In recent years, words like “diversity” and “inclusion” have received a lot of fanfare, and for good reason. Most of us can agree that these are concepts that should and must be embraced in any society that purports to be enlightened and free.
But what do these ideals actually mean in real life? What do they look like in actual practice? And how should they inform your parenting?
Why Does Diversity and Inclusion Matter?
The simple fact is that diversity and inclusion aren’t just matters for adults. You don’t just grow up and realize one day that you need to become more culturally aware. Studies increasingly show that true inclusivity and real cultural sensitivity begin in childhood.
The science suggests, for example, that children begin to notice racial and ethnic differences far earlier than many parents realize. Even more significant, they notice how you respond to those differences and they take their cues from that. After all, you are their first and best role model. You are the one to introduce them to the world.
So if you are hesitant or uncomfortable in talking about race or exploring cultural differences, your child is likely to pick up on that. In turn, they’re more likely to internalize the same feelings. Above all, you don’t want to unintentionally teach your children to be embarrassed by—or worse, to fear—those who look, sound, or behave differently than they do.
Where to Begin
Because children begin to be aware of racial and cultural differences so young, it’s imperative to open up a dialogue early. And it doesn’t have to be heavy. In fact, it can and should be honest and age-appropriate. For example, you might begin with your toddler by introducing books that feature characters of different races and ethnicities. Or you might incorporate new foods or new holidays and festivals into your family life. Doing so can serve as a fun learning opportunity, similarly to the joy you feel in learning about your own family’s native traditions.

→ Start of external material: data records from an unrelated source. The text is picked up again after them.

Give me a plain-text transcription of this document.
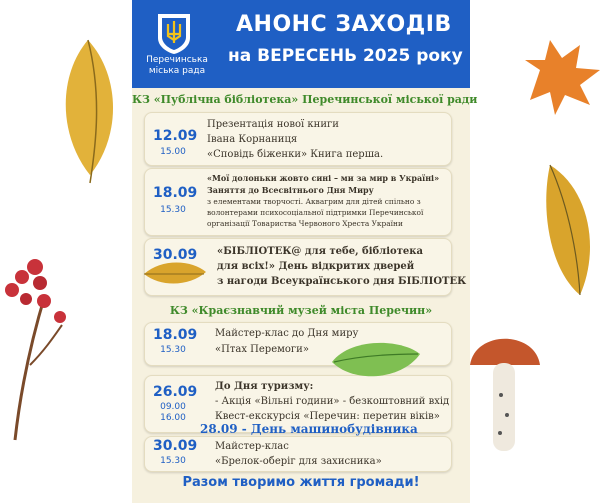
Перечинська міська рада
АНОНС ЗАХОДІВ
на ВЕРЕСЕНЬ 2025 року
КЗ «Публічна бібліотека» Перечинської міської ради
12.09
15.00
Презентація нової книги
Івана Корнаниця
«Сповідь біженки» Книга перша.
18.09
15.30
«Мої долоньки жовто сині – ми за мир в Україні»
Заняття до Всесвітнього Дня Миру
з елементами творчості. Аквагрим для дітей спільно з
волонтерами психосоціальної підтримки Перечинської
організації Товариства Червоного Хреста України
30.09 «БІБЛІОТЕК@ для тебе, бібліотека
для всіх!» День відкритих дверей
з нагоди Всеукраїнського дня БІБЛІОТЕК
КЗ «Краєзнавчий музей міста Перечин»
18.09
15.30
Майстер-клас до Дня миру
«Птах Перемоги»
26.09
09.00
16.00
До Дня туризму:
- Акція «Вільні години» - безкоштовний вхід
Квест-екскурсія «Перечин: перетин віків»
30.09
15.30
Майстер-клас
«Брелок-оберіг для захисника»
28.09 - День машинобудівника
Разом творимо життя громади!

As your little one moves from toddlerhood to childhood, then you can begin broaching more difficult topics with more context and nuance. It’s important that every child be introduced to the concept of civil rights, and how those contexts are still relevant today. These can be discussed in age appropriate ways throughout their childhood.
It’s also important to reach out to your school-aged children’s teachers to learn more about how diversity is being addressed in the classroom. You might offer your support for teachers who are working to integrate diversity into their curricula in a variety of ways. For example, you might reach out to your school board to discuss how diversity is addressed in their lessons. Or you might offer your assistance to teachers as they plan projects to celebrate important cultural events, like Black History Month or Chinese New Year.
An Expanding Perspective
As children learn about different races and cultures, it is also imperative that they begin to appreciate diverse standards of beauty. Fortunately, this is easier today than it has been in decades past. The beauty industry, once notorious for its singular and devastatingly unattainable standard of beauty, has now begun to celebrate a much broader and more inclusive concept of the beautiful, one that rejects the “standard” entirely.

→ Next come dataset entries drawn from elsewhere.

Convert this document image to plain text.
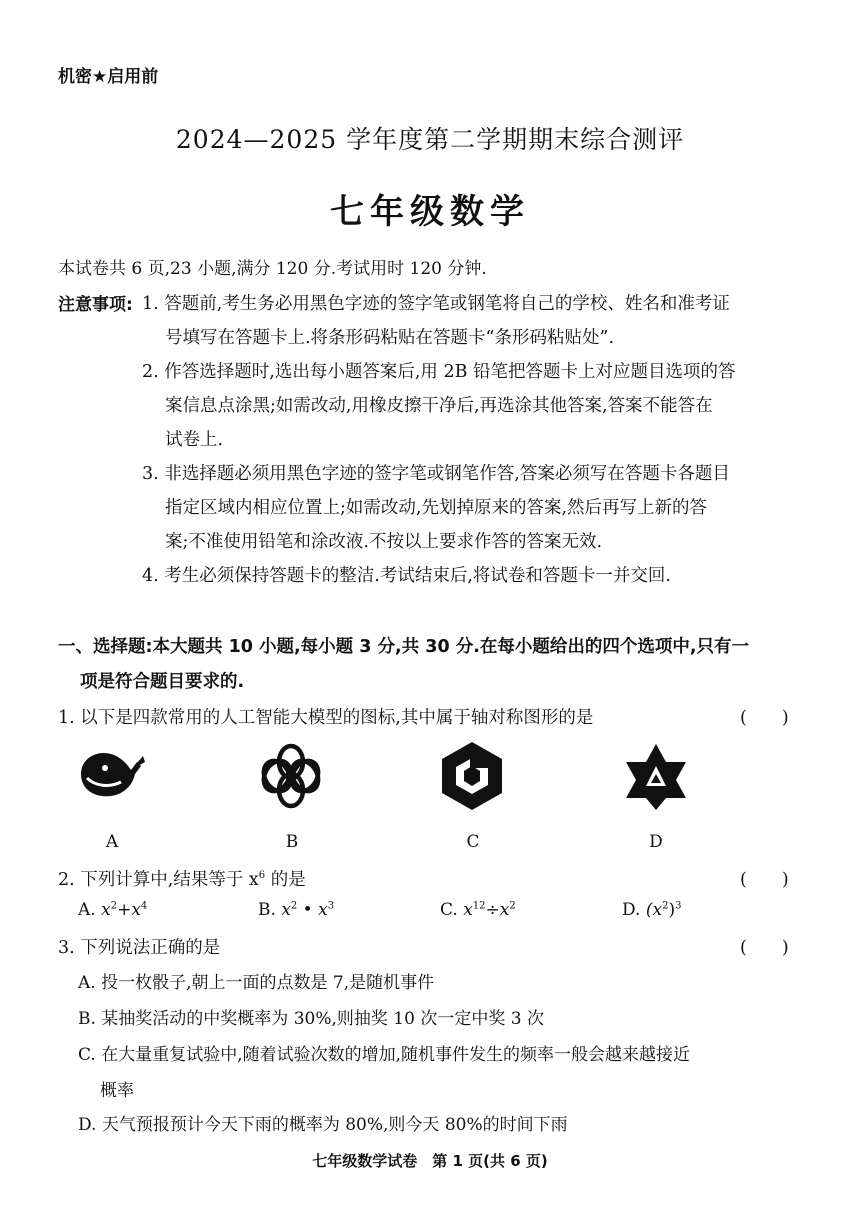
机密★启用前
2024—2025 学年度第二学期期末综合测评
七年级数学
本试卷共 6 页,23 小题,满分 120 分.考试用时 120 分钟.
注意事项: 1. 答题前,考生务必用黑色字迹的签字笔或钢笔将自己的学校、姓名和准考证
号填写在答题卡上.将条形码粘贴在答题卡“条形码粘贴处”.
2. 作答选择题时,选出每小题答案后,用 2B 铅笔把答题卡上对应题目选项的答
案信息点涂黑;如需改动,用橡皮擦干净后,再选涂其他答案,答案不能答在
试卷上.
3. 非选择题必须用黑色字迹的签字笔或钢笔作答,答案必须写在答题卡各题目
指定区域内相应位置上;如需改动,先划掉原来的答案,然后再写上新的答
案;不准使用铅笔和涂改液.不按以上要求作答的答案无效.
4. 考生必须保持答题卡的整洁.考试结束后,将试卷和答题卡一并交回.
一、选择题:本大题共 10 小题,每小题 3 分,共 30 分.在每小题给出的四个选项中,只有一
项是符合题目要求的.
1. 以下是四款常用的人工智能大模型的图标,其中属于轴对称图形的是	(　　)
A	B	C	D
2. 下列计算中,结果等于 $x^6$ 的是	(　　)
A. $x^2+x^4$	B. $x^2$ • $x^3$	C. $x^{12}\div x^2$	D. $(x^2)^3$
3. 下列说法正确的是	(　　)
A. 投一枚骰子,朝上一面的点数是 7,是随机事件
B. 某抽奖活动的中奖概率为 30%,则抽奖 10 次一定中奖 3 次
C. 在大量重复试验中,随着试验次数的增加,随机事件发生的频率一般会越来越接近
概率
D. 天气预报预计今天下雨的概率为 80%,则今天 80%的时间下雨
七年级数学试卷　第 1 页(共 6 页)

Saturating your child with images and media that celebrates rather than denigrates. Exposing them to this kind of media from an early age ensures they will more easily grasp that differences aren’t bad. In fact, these differences can be admired and celebrated. After all, true inclusivity means understanding that there are many ways of being in and moving through this world. All of those differences are valuable, important, and lovable.

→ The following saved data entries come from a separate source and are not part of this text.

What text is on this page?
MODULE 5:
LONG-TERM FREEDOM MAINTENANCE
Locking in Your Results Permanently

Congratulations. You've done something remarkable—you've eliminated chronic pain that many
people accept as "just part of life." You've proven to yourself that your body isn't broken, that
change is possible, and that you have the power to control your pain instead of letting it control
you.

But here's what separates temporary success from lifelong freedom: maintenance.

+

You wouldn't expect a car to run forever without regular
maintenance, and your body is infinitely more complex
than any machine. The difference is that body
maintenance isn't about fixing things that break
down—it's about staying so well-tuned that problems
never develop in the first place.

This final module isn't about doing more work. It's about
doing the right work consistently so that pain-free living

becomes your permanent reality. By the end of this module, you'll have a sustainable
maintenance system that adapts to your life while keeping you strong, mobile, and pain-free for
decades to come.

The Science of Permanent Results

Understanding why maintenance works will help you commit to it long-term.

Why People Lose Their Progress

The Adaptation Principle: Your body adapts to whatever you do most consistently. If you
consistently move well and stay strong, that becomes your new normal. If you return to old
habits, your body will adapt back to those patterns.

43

Issues of race, diversity, and inclusivity have received a lot of attention in recent years. Unfortunately, they have all too often been associated with the pain of social injustice than with the power of true social equality. And that may make you reluctant to open up these topics to your children. The reality, though, is that your kids are likely already noticing racial and ethnic differences. And that means that it’s not just important but necessary to begin teaching them early on not to fear or be embarrassed about difference, but instead to embrace, explore, understand and celebrate those differences.